Saturday, September 13, 2003

 
yesterday i said goodbye to my parents. it was not as hard as it might have been, and i felt far more happy than sad. the small distress that poked through was at suddenly not believing that they could possibly know how much this slightly deformed person loves the two of them, sweet and graying and fully flawed and . . . sometimes when i try to talk about my family, i feel like i spent some time living inside a movie no one else saw. i have no vocabulary for it. it was the three of us against the world, end of story.

but it was that way again, for a minute. holding my mother and my dad's arms around me, with the sun almost harsh on my face (and me thinking, however melodramatically, this is the sun of the place i was born, i can actually feel it) and both of them so close that when i opened my eyes, both their faces were right there, warped and too large. for a second, it felt like who we are was real.

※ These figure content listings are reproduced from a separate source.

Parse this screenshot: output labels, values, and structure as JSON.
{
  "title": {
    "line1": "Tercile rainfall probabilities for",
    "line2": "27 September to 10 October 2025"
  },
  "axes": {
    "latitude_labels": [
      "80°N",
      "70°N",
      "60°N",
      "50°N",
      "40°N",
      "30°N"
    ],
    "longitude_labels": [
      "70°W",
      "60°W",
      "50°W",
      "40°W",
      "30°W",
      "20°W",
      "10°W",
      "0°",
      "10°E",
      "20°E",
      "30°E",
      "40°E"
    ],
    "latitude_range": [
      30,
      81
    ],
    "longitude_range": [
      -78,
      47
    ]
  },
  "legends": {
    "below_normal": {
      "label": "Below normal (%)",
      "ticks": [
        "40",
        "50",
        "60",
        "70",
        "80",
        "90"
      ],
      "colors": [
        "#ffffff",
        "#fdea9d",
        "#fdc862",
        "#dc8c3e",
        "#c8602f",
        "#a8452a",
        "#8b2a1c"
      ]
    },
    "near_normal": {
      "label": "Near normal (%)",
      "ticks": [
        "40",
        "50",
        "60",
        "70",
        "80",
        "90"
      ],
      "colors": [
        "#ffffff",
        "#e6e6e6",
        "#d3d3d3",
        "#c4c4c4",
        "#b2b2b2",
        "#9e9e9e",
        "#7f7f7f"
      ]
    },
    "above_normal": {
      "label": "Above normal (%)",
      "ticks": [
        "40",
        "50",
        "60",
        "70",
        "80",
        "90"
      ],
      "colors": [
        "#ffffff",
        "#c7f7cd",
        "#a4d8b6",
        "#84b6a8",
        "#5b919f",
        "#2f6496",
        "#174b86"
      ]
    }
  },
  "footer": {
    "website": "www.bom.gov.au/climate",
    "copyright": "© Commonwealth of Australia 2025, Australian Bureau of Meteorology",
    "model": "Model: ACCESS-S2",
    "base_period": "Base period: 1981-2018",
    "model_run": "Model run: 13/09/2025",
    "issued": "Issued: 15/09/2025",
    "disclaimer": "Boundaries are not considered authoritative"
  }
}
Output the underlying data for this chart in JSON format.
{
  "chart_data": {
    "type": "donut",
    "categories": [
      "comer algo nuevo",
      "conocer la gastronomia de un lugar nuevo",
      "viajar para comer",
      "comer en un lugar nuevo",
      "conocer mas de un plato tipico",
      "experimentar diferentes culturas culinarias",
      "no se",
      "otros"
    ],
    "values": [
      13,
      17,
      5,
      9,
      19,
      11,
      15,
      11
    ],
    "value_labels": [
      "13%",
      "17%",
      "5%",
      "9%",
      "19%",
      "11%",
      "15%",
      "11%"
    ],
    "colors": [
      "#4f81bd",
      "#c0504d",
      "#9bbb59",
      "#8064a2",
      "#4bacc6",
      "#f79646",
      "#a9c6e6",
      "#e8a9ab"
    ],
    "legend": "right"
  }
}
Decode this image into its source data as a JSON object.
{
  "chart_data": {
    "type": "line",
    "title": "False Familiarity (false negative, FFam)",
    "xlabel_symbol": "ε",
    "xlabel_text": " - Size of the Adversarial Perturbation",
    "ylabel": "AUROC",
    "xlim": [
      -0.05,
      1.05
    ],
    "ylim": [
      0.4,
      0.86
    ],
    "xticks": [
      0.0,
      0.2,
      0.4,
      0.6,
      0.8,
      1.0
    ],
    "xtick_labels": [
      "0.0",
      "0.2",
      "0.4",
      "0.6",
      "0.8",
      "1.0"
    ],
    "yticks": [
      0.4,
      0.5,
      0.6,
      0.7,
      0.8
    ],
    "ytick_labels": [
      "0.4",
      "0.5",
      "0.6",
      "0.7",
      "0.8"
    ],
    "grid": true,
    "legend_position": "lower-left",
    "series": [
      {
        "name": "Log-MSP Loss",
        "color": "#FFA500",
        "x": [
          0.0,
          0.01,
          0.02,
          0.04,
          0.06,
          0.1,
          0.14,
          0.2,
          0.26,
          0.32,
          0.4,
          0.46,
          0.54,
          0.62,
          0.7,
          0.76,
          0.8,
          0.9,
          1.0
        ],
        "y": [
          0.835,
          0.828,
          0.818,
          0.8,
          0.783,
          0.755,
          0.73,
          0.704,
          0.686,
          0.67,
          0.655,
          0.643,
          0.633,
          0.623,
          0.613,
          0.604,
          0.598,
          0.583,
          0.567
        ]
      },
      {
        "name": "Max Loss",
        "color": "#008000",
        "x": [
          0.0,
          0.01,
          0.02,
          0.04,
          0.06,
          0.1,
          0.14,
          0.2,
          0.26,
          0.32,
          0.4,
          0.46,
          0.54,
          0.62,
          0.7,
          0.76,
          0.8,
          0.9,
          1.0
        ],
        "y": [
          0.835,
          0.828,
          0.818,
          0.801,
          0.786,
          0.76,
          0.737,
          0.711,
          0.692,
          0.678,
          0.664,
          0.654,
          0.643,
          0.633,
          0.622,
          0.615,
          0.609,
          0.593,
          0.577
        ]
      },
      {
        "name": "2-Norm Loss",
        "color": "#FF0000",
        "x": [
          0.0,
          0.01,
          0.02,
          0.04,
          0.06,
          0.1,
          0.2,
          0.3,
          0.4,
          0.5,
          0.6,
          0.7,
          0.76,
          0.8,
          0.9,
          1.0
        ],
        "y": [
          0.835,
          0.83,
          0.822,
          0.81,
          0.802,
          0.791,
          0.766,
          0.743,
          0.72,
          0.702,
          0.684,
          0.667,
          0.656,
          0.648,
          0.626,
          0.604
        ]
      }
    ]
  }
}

today has been the last day in seattle. i had breakfast with B., and it was hard to say goodbye, but what was maybe harder was driving to the next errand and seeing lake union so goddamned gorgeous--just the best day seattle makes, the one where it's sunny but not over seventy five and the water is even more sparkle than it is blue, and you can see the ravages of the kalakala and the skyline from one hill. i pulled over and went down to the burke-gilman trail to walk for a bit and called the best one, then the monkey, then my folks. sometimes, it's much harder to leave the place of this place than it is any of the terribly more worthwhile people it holds inside it.

i got the car washed and polished, inside and out, and the inside smells like pee to me. i'm sure it's really a sort of cleaning solution that is not actually pee, but i'm worried that ever since Ye house of olde worlde cat pee, i am doomed to phantom urea.

i'm on my way out the door. it only feels a little like flesh is tearing. i am pretty happy about where i'm going.



on january 28 i wrote to the best one, "well, you know what they fucking say. if you love something, go let it live in new york for a while."

this story has the best ending ever in my life.